6. Evaluate the coupled predation and pathogen dynamics in structured target populations with post-reproductive stages and full nutrient recycling. Are there reasons to expect that the evolution of predation and parasitism are coupled? What is the effect of preference shifts of the predator to the early juvenile and embryo stages? To what extend protect predators populations against pathogens?
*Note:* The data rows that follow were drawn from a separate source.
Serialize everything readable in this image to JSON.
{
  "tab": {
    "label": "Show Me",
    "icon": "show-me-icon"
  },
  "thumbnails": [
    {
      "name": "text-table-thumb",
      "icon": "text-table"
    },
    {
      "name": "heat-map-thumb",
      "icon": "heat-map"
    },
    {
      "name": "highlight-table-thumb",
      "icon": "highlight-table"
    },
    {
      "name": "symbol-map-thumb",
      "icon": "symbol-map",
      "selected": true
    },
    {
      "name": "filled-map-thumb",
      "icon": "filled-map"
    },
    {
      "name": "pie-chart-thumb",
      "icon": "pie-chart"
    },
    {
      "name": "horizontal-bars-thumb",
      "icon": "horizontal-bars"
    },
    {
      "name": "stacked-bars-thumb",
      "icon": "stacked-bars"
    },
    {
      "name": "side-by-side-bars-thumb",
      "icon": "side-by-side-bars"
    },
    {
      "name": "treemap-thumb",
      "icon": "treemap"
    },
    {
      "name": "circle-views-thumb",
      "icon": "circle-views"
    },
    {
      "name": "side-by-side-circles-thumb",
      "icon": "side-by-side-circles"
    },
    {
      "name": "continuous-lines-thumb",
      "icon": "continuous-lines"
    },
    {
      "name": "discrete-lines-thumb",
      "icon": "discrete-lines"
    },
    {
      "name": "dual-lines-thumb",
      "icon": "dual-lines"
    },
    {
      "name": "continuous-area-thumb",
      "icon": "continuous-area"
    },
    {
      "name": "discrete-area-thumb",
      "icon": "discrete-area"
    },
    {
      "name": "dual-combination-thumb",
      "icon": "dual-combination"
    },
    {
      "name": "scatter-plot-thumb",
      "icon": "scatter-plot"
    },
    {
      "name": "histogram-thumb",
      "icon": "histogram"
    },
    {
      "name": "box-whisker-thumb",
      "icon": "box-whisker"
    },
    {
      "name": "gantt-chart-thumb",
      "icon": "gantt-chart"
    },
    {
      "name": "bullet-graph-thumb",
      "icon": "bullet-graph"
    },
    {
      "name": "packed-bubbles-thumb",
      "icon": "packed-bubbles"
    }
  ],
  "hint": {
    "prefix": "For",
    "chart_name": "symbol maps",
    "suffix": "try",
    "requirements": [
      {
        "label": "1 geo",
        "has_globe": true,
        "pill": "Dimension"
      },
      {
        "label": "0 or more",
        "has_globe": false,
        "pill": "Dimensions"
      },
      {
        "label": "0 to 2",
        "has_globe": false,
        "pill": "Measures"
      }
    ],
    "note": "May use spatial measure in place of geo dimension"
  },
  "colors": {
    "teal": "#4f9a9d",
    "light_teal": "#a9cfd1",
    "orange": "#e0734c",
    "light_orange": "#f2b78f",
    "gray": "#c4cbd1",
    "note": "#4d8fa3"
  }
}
7. Can we find general rules for thermodynamics aspects of foodwebs and ecosystems?
8. What properties of individuals affect ecosystem behaviour? What it the effect of the (maximum) length of food chains in mass turnover at the ecosystem level; how does it depend on yield coefficients and maintenance requirements?
9. What it is coupling between ecosystem structure and function? Can we further develop ideas on variances of (elemental) return times to the various pools (environmental and various biomass compartments)? Is there a coupling with biodiversity? What mechanisms exist to maintain diversity?
10. It is possible to find a natural and simple model for the actions of life at the planetary level? The coupling between terrestrial and aquatic activities via nutrient recycling and between the various biogeochemical cycles? The role of biota in the control of atmospheric water in relation to greenhouse warming? We need a structured approach in 1, 2, 2.5 and 3 D for a set of biogeochemical climate models of varying detail in near equilibrium situations.